The World Bank (WB) recently reported that “Bangladesh recorded retail sales of $10-12bn during the last two Eid festivals, which took place within a span of three months.” Excellent news indeed.
It shows all the signs of a vibrant economy, a nation that is gradually getting wealthy, and the augmented purchasing power of the masses resulting from that prosperous economy. However, the WB puts a caveat on this upbeat mood – the nation needs to maintain a stable political scenario. I don’t think it would take a rocket scientist to figure out the importance of stability in our political scene.
We have seen, throughout last year, disruptions caused by certain quarters and their adverse effects on the economy. Those disruptions caused untold misery for farmers, small traders, entrepreneurs, and of course, the overall industrial sector.
The government, as Muhith chalked out in his budget speech, expects the economy to grow at around 7.2%, but the WB is not that optimistic. The major hurdle for the government to achieve their projected target of growth, according to Dr Zahid Hussain, chief economist of the Bangladesh chapter of the WB, is poor investment scenario.
Why is the investment situation so deplorable? With Bangladesh being a hub of economic activity in South Asia, investments in various sectors should be at an all-time high. Poor infrastructure is a major hurdle in big investments to be made by entrepreneurs. The power situation is dicey too, and there are major concerns about primary fuels to generate electricity.
Now, how do the banks service their liabilities, ie the money of the depositors? In order to attract investment they are starting to cut interest rates, but that would inevitably force them to lower rates on deposits both on normal savings and term deposits. This is a dangerous scenario.
This situation will give rise to various Ponzi schemes and multi-level marketing (MLM) companies will mushroom with lucrative yet absurd offers of return on investment. I don’t need to elaborate what has already happened to many hapless people who trusted the unscrupulous elements running such schemes.
Now, we come to the big problem – the stock market. Some analysts have already suggested that the market seems overheated. We are starting to see a common trend in the Bangladesh capital market: “Too much money chasing too few stocks.” This syndrome is starting, if it has not already started.
As it is, many good companies have never bothered to enlist with the bourses, and the market is flooded with many junk company stocks. Prices of some stocks have formed bubbles and an irrational chase will only make the bubble bigger.
Some major market players are busy setting the board already, and when the bubble bursts, we will again see the government with a pie on its face, and of course, screaming and shouting small investors.
To stop this recurrence, the government should immediately be on guard.
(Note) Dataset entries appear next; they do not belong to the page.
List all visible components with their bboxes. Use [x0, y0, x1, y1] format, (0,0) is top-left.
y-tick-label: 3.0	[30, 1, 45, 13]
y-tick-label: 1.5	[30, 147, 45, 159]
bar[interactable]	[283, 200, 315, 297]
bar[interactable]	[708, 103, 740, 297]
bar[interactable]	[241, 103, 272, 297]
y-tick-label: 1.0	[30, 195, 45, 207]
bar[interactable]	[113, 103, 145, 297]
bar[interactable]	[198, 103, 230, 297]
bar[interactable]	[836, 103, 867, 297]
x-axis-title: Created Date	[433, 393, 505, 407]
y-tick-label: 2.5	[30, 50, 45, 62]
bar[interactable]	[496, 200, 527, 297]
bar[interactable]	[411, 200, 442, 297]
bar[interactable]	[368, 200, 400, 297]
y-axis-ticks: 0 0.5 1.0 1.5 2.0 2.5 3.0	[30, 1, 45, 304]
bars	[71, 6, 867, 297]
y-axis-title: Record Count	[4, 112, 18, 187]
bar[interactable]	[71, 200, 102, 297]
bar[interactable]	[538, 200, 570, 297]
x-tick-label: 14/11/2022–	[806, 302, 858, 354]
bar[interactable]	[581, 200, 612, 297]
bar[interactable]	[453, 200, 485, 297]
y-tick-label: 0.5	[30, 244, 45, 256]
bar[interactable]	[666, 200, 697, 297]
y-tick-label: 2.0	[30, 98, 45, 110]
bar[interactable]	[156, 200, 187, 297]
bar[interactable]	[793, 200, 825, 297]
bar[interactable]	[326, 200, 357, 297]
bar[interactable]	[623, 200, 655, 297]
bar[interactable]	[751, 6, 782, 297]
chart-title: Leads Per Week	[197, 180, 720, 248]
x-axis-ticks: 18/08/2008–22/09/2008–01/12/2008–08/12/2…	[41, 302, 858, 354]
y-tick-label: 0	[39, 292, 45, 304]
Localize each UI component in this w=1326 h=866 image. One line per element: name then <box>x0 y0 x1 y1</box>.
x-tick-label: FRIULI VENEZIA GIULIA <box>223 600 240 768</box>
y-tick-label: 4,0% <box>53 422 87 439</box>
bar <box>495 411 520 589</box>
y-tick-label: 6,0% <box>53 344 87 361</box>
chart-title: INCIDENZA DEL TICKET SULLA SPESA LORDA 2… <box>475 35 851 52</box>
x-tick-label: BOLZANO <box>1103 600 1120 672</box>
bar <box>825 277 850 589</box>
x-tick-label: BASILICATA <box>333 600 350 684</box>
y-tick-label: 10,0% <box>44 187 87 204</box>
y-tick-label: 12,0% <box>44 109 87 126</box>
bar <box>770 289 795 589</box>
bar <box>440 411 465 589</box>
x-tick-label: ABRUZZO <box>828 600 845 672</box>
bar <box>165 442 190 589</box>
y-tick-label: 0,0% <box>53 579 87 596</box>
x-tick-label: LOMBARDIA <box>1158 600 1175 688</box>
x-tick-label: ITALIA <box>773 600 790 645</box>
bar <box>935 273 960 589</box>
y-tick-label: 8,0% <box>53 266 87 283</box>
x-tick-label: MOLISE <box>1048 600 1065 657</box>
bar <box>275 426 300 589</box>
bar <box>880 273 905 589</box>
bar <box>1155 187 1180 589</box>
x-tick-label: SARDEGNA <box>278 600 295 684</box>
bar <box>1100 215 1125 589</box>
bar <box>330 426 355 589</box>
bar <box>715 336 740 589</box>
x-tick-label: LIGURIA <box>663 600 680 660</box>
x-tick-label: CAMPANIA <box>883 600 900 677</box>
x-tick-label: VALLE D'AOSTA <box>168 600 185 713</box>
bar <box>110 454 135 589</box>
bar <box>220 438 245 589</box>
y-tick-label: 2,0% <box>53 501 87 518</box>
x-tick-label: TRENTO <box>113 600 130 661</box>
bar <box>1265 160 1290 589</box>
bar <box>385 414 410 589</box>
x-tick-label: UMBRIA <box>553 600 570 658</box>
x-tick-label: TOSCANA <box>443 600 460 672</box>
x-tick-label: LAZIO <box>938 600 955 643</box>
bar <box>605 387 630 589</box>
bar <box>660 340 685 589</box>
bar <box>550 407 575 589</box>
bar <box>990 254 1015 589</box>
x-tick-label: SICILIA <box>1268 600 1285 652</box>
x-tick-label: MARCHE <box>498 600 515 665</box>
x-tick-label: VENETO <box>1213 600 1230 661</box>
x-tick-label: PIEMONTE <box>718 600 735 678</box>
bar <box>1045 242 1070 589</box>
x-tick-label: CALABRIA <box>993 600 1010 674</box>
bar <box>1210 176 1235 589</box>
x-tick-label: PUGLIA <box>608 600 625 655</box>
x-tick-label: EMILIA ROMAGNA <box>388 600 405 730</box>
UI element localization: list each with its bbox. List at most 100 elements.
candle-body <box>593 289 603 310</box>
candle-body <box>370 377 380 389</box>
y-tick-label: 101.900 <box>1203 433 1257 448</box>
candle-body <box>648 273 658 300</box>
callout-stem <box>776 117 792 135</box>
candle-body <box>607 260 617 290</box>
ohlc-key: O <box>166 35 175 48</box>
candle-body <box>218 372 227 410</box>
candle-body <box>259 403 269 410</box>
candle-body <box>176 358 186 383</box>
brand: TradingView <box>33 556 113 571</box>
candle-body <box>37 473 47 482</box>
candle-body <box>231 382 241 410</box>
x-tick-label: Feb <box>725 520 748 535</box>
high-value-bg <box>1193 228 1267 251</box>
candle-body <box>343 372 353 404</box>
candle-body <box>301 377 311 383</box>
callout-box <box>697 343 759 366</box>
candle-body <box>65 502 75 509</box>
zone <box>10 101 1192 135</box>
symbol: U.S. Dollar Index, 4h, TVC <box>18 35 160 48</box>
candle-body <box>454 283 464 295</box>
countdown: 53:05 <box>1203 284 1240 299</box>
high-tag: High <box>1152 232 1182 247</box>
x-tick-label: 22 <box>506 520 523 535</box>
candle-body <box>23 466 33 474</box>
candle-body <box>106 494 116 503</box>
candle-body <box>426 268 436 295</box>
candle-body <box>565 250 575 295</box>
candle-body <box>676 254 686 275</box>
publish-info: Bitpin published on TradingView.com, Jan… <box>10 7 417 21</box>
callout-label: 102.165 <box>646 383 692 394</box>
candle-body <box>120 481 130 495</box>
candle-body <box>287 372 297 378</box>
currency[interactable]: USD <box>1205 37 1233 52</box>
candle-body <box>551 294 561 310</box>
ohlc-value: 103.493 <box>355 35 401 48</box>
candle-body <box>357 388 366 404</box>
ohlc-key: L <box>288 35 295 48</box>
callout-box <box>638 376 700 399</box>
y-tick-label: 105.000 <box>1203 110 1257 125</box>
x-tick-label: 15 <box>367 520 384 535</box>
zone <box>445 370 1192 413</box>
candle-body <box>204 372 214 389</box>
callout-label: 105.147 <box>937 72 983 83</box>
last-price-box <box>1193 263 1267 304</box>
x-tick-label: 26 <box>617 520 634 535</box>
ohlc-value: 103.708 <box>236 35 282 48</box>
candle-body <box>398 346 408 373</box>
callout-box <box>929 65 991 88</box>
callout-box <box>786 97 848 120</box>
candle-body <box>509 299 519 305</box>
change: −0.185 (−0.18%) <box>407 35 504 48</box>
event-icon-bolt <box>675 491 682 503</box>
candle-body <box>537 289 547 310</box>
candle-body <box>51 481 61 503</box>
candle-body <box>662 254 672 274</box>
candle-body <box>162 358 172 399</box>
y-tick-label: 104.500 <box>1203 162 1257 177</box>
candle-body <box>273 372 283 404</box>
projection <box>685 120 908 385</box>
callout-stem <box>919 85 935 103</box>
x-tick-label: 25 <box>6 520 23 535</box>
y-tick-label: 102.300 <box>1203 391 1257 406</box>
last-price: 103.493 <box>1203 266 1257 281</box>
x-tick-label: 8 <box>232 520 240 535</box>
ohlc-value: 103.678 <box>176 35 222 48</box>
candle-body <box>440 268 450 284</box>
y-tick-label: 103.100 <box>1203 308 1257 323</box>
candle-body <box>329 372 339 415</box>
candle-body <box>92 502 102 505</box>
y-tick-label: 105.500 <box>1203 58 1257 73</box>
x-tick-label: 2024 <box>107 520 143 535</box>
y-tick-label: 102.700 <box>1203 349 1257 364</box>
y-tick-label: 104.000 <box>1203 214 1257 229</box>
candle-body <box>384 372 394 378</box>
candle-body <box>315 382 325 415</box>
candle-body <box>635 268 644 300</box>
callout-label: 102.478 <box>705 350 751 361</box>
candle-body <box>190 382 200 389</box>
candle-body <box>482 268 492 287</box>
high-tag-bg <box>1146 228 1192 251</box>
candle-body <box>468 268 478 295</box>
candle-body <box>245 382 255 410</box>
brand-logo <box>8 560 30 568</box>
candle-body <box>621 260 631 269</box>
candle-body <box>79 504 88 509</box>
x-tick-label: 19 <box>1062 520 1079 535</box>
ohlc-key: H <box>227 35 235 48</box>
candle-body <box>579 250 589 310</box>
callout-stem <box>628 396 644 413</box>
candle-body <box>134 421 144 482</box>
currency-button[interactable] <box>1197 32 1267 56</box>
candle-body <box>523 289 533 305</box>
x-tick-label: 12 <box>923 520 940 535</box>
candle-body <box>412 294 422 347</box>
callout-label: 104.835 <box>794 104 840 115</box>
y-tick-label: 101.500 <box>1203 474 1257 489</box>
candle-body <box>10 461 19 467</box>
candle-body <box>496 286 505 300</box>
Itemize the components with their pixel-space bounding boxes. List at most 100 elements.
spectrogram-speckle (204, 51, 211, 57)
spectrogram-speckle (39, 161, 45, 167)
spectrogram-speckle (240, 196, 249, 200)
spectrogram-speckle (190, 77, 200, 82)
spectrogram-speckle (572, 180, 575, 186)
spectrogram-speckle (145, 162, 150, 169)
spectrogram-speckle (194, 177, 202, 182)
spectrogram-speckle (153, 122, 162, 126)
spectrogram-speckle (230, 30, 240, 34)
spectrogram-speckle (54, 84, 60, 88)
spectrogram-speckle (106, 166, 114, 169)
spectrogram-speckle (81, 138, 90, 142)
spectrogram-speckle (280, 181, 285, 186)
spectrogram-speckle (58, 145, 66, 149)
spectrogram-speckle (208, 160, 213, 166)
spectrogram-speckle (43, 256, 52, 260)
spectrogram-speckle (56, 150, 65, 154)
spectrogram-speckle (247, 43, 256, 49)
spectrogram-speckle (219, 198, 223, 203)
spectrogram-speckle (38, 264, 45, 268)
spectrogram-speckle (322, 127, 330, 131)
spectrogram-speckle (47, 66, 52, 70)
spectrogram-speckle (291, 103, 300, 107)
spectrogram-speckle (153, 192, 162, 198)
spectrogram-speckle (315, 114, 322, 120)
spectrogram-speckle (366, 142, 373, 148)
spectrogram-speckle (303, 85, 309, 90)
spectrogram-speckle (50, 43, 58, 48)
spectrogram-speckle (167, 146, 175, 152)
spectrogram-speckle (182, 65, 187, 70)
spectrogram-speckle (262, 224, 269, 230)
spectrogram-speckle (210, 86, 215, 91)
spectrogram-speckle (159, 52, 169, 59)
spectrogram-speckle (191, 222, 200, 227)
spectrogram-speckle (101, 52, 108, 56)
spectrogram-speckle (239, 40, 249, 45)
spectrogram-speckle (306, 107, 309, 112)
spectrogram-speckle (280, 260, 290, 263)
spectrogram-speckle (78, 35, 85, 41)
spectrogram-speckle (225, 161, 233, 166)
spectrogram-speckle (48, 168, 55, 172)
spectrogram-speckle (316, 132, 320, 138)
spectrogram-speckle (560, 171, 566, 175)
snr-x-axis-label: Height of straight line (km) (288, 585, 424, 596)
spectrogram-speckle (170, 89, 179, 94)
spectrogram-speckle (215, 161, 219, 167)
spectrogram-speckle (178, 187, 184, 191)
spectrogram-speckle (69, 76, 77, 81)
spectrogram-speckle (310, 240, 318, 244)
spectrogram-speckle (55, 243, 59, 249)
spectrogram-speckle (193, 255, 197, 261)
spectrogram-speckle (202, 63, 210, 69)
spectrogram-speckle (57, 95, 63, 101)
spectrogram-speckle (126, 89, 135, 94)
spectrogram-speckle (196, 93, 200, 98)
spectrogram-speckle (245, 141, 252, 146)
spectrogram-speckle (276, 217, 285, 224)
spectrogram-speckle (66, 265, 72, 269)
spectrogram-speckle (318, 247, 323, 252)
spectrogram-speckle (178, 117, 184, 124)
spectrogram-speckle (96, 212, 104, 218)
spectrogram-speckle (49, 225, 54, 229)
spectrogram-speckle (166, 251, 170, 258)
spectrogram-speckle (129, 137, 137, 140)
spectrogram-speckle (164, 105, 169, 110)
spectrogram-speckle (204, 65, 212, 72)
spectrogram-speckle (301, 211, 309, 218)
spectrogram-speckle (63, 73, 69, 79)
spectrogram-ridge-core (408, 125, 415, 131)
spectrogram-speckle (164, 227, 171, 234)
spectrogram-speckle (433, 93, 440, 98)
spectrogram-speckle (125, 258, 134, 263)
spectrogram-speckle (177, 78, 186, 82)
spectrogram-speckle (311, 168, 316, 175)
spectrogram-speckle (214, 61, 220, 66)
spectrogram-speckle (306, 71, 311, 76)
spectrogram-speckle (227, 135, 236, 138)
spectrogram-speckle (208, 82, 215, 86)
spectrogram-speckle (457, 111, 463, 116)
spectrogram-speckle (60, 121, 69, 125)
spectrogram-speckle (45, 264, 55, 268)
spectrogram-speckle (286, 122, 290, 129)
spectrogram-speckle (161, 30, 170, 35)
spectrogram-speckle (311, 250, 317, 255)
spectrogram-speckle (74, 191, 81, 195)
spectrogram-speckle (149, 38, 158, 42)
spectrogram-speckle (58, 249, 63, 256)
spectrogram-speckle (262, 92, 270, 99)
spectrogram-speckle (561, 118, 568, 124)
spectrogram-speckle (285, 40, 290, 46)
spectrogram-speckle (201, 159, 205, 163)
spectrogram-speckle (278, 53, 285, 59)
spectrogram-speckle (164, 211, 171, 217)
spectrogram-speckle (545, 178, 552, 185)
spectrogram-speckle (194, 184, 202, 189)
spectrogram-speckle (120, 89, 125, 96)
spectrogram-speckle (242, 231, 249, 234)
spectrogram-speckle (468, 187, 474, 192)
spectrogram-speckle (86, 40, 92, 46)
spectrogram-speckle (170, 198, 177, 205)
I will never suggest over-regulating the market, but the regulatory body should be vetted with due diligence. The central bank, which was found wanting during the last crash in 2010, should keep their eyes and ears open for any red flags, their inspection of banks should be very rigorous, and their actions prompt.
Overall, there should be a holistic policy that would guarantee that kneejerk reactions in the forms of “circulars” are not needed to cool the market if the stock prices become way past irrational. If the government cannot avert another crash with the wisdom, if any, gained from 2010, then their popularity will plummet and they will find it hard to keep their noses above water.